A primeira vez que ouvi Maria Bethânia a cantar “Poema Azul” fiquei embriagado pelo poder de cada palavra, pela sonoridade, pelos versos… “que beleza!”, pensei; “os brasileiros é que sabem dizer coisas assim!”. Depois descobri que não. Descobri que o belíssimo poema que a cantora brasileira musicou era de Sophia de Mello Breyner. Descobri Sophia.
Sophia de Mello Breyner Andresen foi um dos nomes maiores da poesia portuguesa do séc. XX, a primeira mulher a receber o Prémio Camões e uma referência da nossa cultura. Nasceu há cem anos e a Guarda associou-se às comemorações do centenário de forma intensa, dedicando-lhe a maior atenção e exaltando a sua poesia – sob o lema da “Terra Herdada” o SIAC4, muito mais do que o Simpósio de Arte Contemporânea, com as cores e os elementos que emanam da arte que chega de todos os lados, com «a multiplicidade das expressões artísticas e criativas», mas também com o lirismo e a linguagem intimista da poetisa. Podia ser junto ao mar, mas é na Serra que o centenário do nascimento de Sophia é mais elevado.
Enquanto escuto as intervenções na abertura do SIAC4, em especial as palavras suaves do seu neto Martim, ouço, nas profundezas do meu ser, Maria Bethânia a dizer o “Mar Sonoro” como mais ninguém o sabe dizer – «Mar sonoro, mar sem fundo, mar sem fim./A tua beleza aumenta quando estamos sós/E tão fundo intimamente a tua voz/Segue o mais secreto bailar do meu sonho./Que momentos há em que eu suponho/Seres um milagre criado só para mim». E recordo, emocionado, tantos momentos…

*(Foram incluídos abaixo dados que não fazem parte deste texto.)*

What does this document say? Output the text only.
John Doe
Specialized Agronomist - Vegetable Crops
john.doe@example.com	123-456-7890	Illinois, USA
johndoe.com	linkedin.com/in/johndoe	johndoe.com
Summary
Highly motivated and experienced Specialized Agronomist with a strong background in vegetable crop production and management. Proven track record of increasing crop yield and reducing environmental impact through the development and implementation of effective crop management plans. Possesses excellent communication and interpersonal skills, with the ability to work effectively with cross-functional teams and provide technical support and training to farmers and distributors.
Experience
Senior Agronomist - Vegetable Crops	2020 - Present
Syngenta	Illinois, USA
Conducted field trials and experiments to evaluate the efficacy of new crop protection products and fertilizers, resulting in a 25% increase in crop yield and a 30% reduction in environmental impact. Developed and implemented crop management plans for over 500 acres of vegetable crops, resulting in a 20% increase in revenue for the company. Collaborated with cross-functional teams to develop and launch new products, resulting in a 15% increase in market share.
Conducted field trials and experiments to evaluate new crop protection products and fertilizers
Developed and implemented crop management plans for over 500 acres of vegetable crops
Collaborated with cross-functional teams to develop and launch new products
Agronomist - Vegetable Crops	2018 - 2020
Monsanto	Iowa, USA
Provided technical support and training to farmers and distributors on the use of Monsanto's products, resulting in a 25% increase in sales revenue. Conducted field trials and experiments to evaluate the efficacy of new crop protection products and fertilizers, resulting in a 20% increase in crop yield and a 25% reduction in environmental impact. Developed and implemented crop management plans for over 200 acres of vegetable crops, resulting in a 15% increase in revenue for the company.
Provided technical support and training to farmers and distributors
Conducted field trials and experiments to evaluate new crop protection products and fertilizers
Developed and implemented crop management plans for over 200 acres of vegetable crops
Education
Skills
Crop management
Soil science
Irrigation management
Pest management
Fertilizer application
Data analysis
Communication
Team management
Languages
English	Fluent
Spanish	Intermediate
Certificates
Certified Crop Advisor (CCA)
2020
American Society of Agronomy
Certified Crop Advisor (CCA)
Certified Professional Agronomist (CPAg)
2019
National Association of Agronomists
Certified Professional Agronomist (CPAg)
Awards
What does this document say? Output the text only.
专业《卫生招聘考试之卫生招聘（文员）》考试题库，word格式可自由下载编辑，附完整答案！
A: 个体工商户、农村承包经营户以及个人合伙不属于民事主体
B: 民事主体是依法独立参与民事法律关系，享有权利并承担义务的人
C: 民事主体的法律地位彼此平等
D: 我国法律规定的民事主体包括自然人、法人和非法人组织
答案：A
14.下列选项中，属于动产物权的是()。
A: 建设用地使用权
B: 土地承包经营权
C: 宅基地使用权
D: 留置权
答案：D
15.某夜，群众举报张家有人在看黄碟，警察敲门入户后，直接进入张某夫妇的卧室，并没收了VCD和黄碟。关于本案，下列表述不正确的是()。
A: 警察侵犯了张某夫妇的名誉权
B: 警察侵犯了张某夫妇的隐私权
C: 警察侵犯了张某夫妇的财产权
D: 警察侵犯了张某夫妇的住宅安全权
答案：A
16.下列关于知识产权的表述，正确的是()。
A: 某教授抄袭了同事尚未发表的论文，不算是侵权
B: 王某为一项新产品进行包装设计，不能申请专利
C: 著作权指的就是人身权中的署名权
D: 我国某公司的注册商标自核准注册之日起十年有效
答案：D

Miguel Sousa Tavares, a pedido de um amigo comum, o José Manuel Barata-Feyo, aceitou o repto de colaborar com um então novo projeto editorial, O INTERIOR, de que viria a ser colunista entre 2000 e 2003. O jornalista (era então diretor da “Grande Reportagem”), filho de uma referência da nossa democracia, Francisco Sousa Tavares (que ouvi tantas vezes, com tenra idade, a defender a Democracia), e de Sophia de Mello Breyner Andresen, contribuiu para a afirmação deste jornal e ajudou-me a cumprir o desiderato de fazer um jornal regional de referência, de contribuir para o desenvolvimento social e cultural da minha região, num tempo em que a net ainda não tinha mudado o mundo e o analfabetismo ainda era uma chaga social intransponível (o concelho de Penamacor tinha 28% de analfabetos e o a da Mêda 24%, por exemplo). Entretanto, tanta coisa mudou. Mas as metamorfoses só ocorrem pela via cultural e não pode haver mudanças, devir social, transformações, sem enriquecimento cultural.
Esta semana entrevistamos (Cara-a-cara) Martim Sousa Tavares (neto de Sophia e filho do nosso antigo colaborador Miguel Sousa Tavares e de Laurinda Alves, com raízes familiares em Aldeia Velha – Sabugal), maestro e um dos responsáveis por um projeto extraordinário: a Orquestra Sem Fronteiras, sedeada em Idanha-a-Nova. Um projeto que envolve 200 jovens músicos da região e tem dado concertos em diversas localidades da “nossa” raia. Martim é o jovem maestro que gosta de descomplicar a música clássica, e vai trabalhar no próximo dia 11 com alunos do Conservatório da Guarda e comunicar musicalmente no antigo Cine-Teatro da Guarda – será mais um dos intervenientes no SIAC4. Os momentos que o jovem maestro deverá proporcionar aos participantes e assistentes, fazem parte da magia que o João Mendes Rosa está a espalhar pela cidade: com os quatro elementos (água, terra, ar e fogo), com Pedro Cabrita Reis, Zulmiro de Carvalho, José Pedro Croft e Rui Chafes, com todos os artistas participantes, e com a quintessência, a poética de Sophia, eleva-se a aura de Guarda no caminho da capitalidade cultural – porque «faz-se caminho ao andar. Ao andar se faz caminho» (António Machado) e, na cultura, as mutações são lentas mas sustentáveis. O SIAC 2019 atingiu um patamar superior em que o caminho é andar.
PS: Agustina Bessa-Luís foi a mais exuberante romancista portuguesa. Morreu aos 96 anos. Foi agraciada na Guarda com o Prémio Eduardo Lourenço em 2015. E deixou-nos uma obra imortal e extraordinária.